A cognitive budget measures the amount of time and attention the stakeholders allocate to various aspects of their business. I am especially interested in the amount willingly given to the website and other web initiatives. Web teams can work around financial constraints. However, when the stakeholder cognitive budget is low and the web team doesn’t have much power, delivering great work becomes exponentially more difficult.
Way too often, the website is a dumping ground for content and there’s, therefore, little need to discuss or even think too much about it. As for homepage real estate, carousels and slideshows make it easy to never have a conversation about that at all. So it follows that the website is a solved problem. It’s off the managers’ plate. The people in the last office before the server room have to upload things they receive by e-mail from all over the organisation and never talk back. No editorial back-and-forth. Congratulations. That’s a non-issue.

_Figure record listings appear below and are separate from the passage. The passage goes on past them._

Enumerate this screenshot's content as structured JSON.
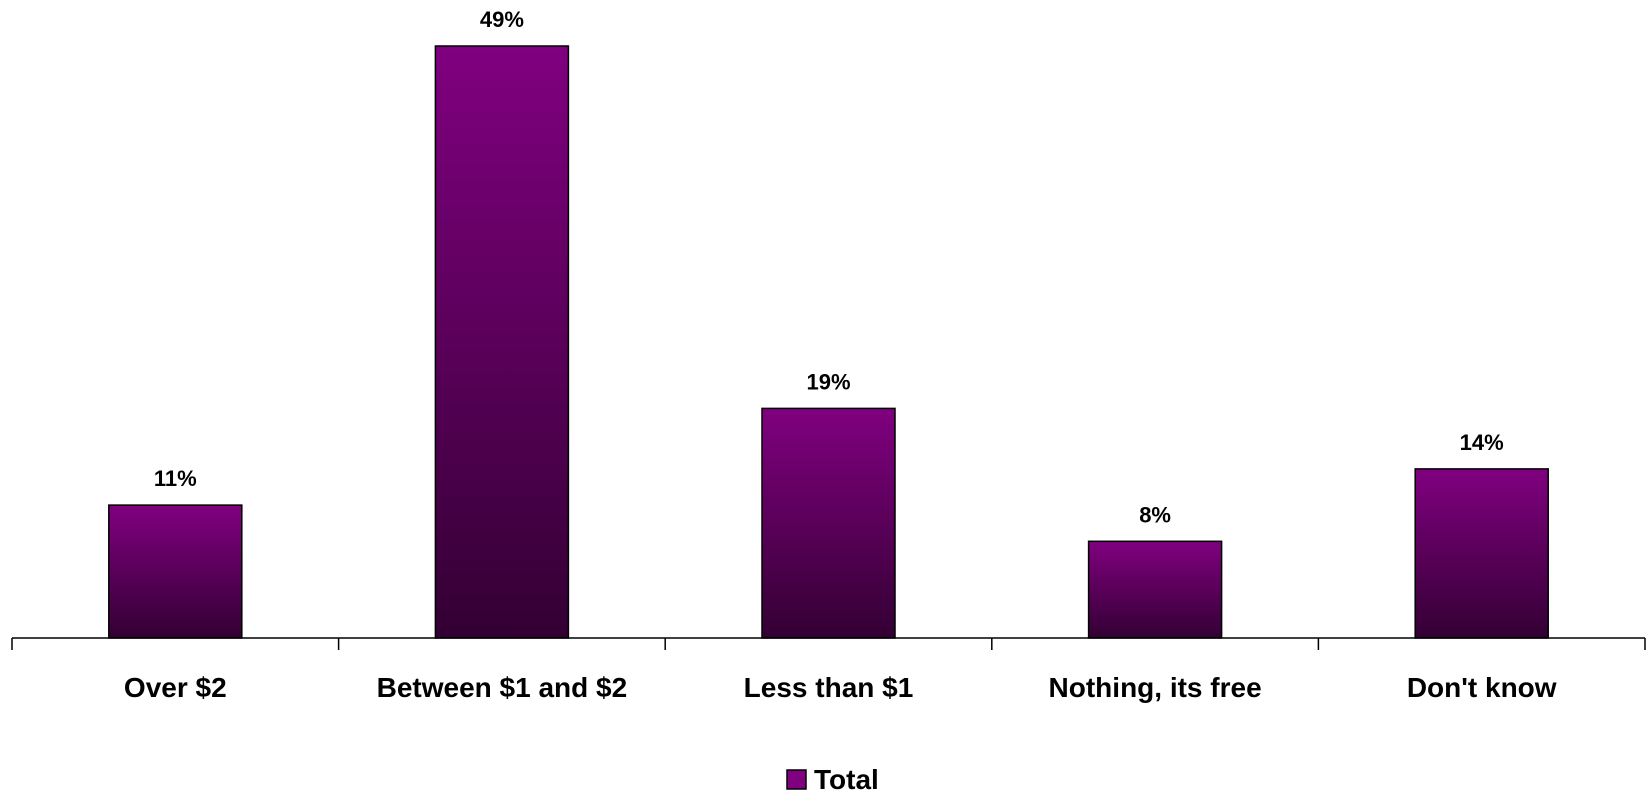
{
  "chart_data": {
    "type": "bar",
    "categories": [
      "Over $2",
      "Between $1 and $2",
      "Less than $1",
      "Nothing, its free",
      "Don't know"
    ],
    "series": [
      {
        "name": "Total",
        "values": [
          11,
          49,
          19,
          8,
          14
        ]
      }
    ],
    "data_labels": [
      "11%",
      "49%",
      "19%",
      "8%",
      "14%"
    ],
    "ylim": [
      0,
      49
    ],
    "grid": false,
    "legend_position": "bottom",
    "colors": {
      "bar_top": "#800080",
      "bar_bottom": "#330033",
      "bar_stroke": "#000000",
      "axis": "#000000"
    }
  }
}
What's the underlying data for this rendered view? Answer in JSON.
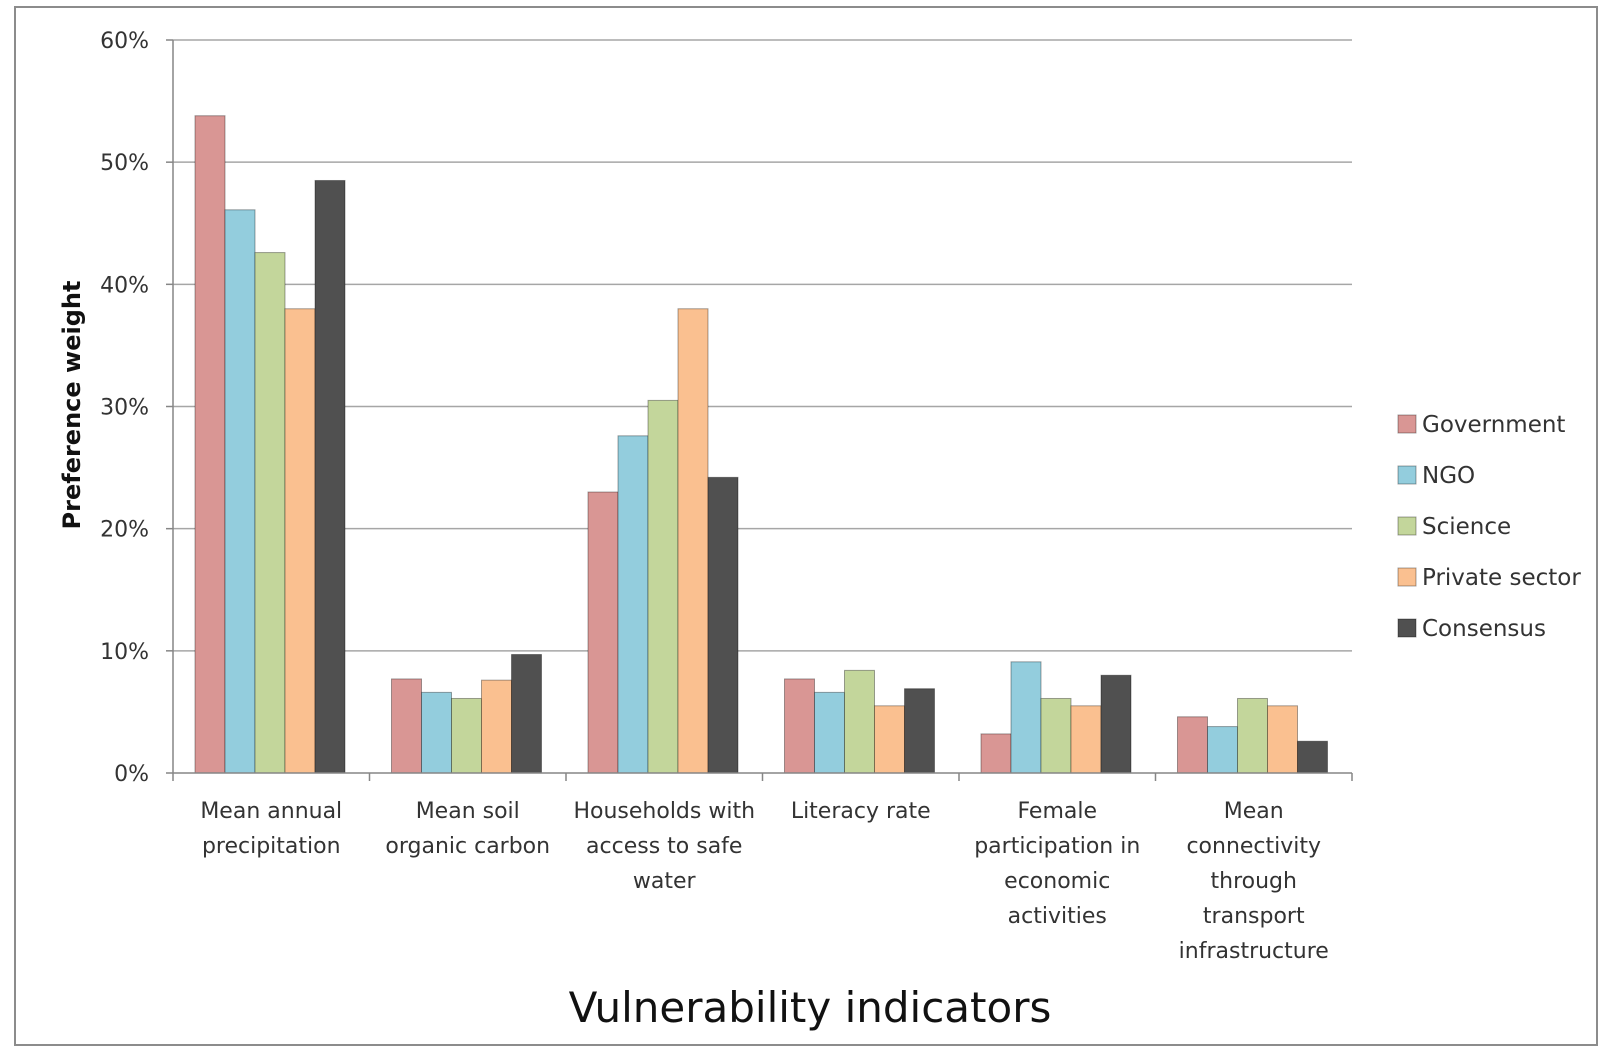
{
  "chart_data": {
    "type": "bar",
    "xlabel": "Vulnerability indicators",
    "ylabel": "Preference weight",
    "ylim": [
      0,
      60
    ],
    "yticks": [
      "0%",
      "10%",
      "20%",
      "30%",
      "40%",
      "50%",
      "60%"
    ],
    "ytick_values": [
      0,
      10,
      20,
      30,
      40,
      50,
      60
    ],
    "grid": true,
    "legend_position": "right",
    "categories": [
      [
        "Mean annual",
        "precipitation"
      ],
      [
        "Mean soil",
        "organic carbon"
      ],
      [
        "Households with",
        "access to safe",
        "water"
      ],
      [
        "Literacy rate"
      ],
      [
        "Female",
        "participation in",
        "economic",
        "activities"
      ],
      [
        "Mean",
        "connectivity",
        "through",
        "transport",
        "infrastructure"
      ]
    ],
    "series": [
      {
        "name": "Government",
        "color": "#d99694",
        "values": [
          53.8,
          7.7,
          23.0,
          7.7,
          3.2,
          4.6
        ]
      },
      {
        "name": "NGO",
        "color": "#93cddd",
        "values": [
          46.1,
          6.6,
          27.6,
          6.6,
          9.1,
          3.8
        ]
      },
      {
        "name": "Science",
        "color": "#c3d69b",
        "values": [
          42.6,
          6.1,
          30.5,
          8.4,
          6.1,
          6.1
        ]
      },
      {
        "name": "Private sector",
        "color": "#fac090",
        "values": [
          38.0,
          7.6,
          38.0,
          5.5,
          5.5,
          5.5
        ]
      },
      {
        "name": "Consensus",
        "color": "#505050",
        "values": [
          48.5,
          9.7,
          24.2,
          6.9,
          8.0,
          2.6
        ]
      }
    ]
  }
}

Or is it? When things are set up like this, uneasiness creeps in. People responsible for communicating through the website aren’t sure they’re reaching their target. They feel that something is off kilter. Sometimes anxiety reaches levels that warrants an e-mail to the web person with questions about the templates’ age or alerting them to a lack of « sexiness ». Of course, the website has no appeal. It is an ever-expanding closet holding three ring binders that each and every person in the organisation can add to.
When dissatisfaction reaches their ears, people ask for prettier wallpaper and wider doors to the closet, at least in part, because mandating technical fixes or redesigns doesn’t tap into their cognitive budgets. That’s when good teams or good webmasters come back with questions about branding and goals and content workflows which, in such an organisational culture, never get answered because web stuff is supposed to be a non-issue. It’s supposed to be cheap in terms of money and cognition.
It’s OK to cut corners but avoiding thinking about your organisation’s website isn’t a smart move. Websites are infrastructure that is important to your business.
When the culture is to treat the web as a solved problem and neither allocate sufficient cognitive nor monetary resources, there’s very little that can change in terms of introducing digital governance and content strategy even though these tools can bring positive change and make the website run more smoothly.
Have you tried strategies to work around this? Would you care to share stories?